The special solution of the differential equation y '' - y = e ^ x satisfying the condition y (0) = 0, y '(0) = 0 is | Math enthusiast | Mathematical art

The special solution of the differential equation y '' - y = e ^ x satisfying the condition y (0) = 0, y '(0) = 0 is

The homogeneous characteristic equation R ^ 2-1 = 0r = ± 1, so the general solution is y = C1E ^ x + c2e ^ (- x). Since the right side of the equal sign is contained in the general solution, let the special solution be y = axe ^ XY '= a (1 + x) e ^ XY' '= a (2 + x) e ^ X. substitute the original equation to get a (2 + x) e ^ x-axe ^ x = e ^ x, and the solution is a = 1 / 2, so the non-homogeneous special solution is y = 1 / 2xe ^ x, so the non-homogeneous general solution is

RELATED INFORMATIONS

1. The solution of differential equation y '= 2x (y * Y-Y') satisfying initial condition y (0) = 1 is as follows
2. Given that the general formula of a differential equation is y = 2x + C, then the special solution of the differential equation under the initial condition x = O, y = 3 is?
3. Special solutions of differential equation y '- y = 2xe ^ (2x), y (0) = 1
4. Find the general solution of the first order differential equation: (2x-y ^ 2) dy YDX = 0, which is the square of Y in brackets
5. Calculus y '= Xe ^ 2x-y, when x = 1 / 2, y = 0, the ball is the special solution of the differential equation
6. Special solution of differential equation y '' = e ^ (2Y) y (0) = y '(0) = 0
7. To find the special solution of the differential equation y '' = e ^ (2Y) when x = 0, y = y '= 0; to write down the additional points of the steps
8. General solution of differential equation y '= y (1-2x) / X
9. Finding the general solution of higher order differential equation y '"= 2x + e ^ x
10. The general solution of the differential equation of Y '+ y = e ^ (2x)
11. A special solution to the differential equation y '+ 2XY = e ^ (- x ^ 2) satisfying the initial condition y (0) = 2
12. The special solution of the differential equation y '= e ^ x + y satisfying the condition y (0) = 0 is
13. Find the special solution of the differential equation y '' '= e ^ (- x) satisfying the initial condition y | (x = 1) = y' | (x = 1) = y '' | (x = 1) = 0
14. Make all lines at a point a on the curve y = x * 2 (x is greater than or equal to 0) so that the area enclosed by the curve and X axis is 1 / 12. Try to find the tangent point a and tangent square
15. Make the tangent of the circle (X-6) 2 + y2 = 4 through the origin O & nbsp;, and the length of the tangent is______ ．
16. Make the tangent of circle (x - 6) ^ 2 + y ^ 2 = 4 through origin 0, then the tangent length is
17. It is known that ⊙ o is a circle with the origin as the center and √ 2 as the radius.
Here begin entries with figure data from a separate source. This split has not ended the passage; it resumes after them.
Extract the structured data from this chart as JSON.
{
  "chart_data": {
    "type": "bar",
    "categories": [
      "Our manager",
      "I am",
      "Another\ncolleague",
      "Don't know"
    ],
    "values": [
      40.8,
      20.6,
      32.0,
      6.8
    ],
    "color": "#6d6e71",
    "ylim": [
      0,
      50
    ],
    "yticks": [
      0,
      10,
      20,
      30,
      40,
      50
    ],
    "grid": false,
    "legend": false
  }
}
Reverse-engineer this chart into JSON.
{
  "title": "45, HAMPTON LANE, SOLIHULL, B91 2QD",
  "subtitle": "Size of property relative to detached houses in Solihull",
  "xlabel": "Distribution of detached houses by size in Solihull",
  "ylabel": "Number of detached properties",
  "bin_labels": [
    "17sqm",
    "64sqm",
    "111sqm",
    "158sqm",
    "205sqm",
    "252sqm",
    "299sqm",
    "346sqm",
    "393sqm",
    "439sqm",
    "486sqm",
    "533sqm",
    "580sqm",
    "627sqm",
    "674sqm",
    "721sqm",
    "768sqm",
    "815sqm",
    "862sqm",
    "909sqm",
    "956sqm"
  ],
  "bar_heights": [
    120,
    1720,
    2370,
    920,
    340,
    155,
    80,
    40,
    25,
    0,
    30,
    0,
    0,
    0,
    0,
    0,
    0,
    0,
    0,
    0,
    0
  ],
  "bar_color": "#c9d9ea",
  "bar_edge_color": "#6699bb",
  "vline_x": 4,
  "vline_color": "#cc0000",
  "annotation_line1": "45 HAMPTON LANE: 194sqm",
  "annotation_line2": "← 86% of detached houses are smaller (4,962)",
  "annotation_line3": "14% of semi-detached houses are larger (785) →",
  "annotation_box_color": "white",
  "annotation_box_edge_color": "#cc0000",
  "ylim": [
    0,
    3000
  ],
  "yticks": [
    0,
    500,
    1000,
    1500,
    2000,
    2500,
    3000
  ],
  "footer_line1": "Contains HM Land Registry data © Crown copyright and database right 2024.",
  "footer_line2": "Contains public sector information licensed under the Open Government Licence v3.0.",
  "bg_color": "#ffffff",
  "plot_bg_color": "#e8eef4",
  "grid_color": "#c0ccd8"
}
The point P is a point on the straight line y = - x + 6. Through P, make a tangent PQ of ⊙ o, and Q is the tangent point. Then the minimum value of the tangent length PQ is
18. Given that a curve is located on the right side of the Y-axis and passes through the point (1.1), the intercept of the tangent at any point on the curve on the y-axis is equal to the abscissa of the tangent point, the curve equation is obtained
19. Finding the normal equation The normal equation of y = x ^ 3-x + 5 at point m (0,5)
20. The normal equation of curve y = x ^ 2 + 1 at point (1,2) is?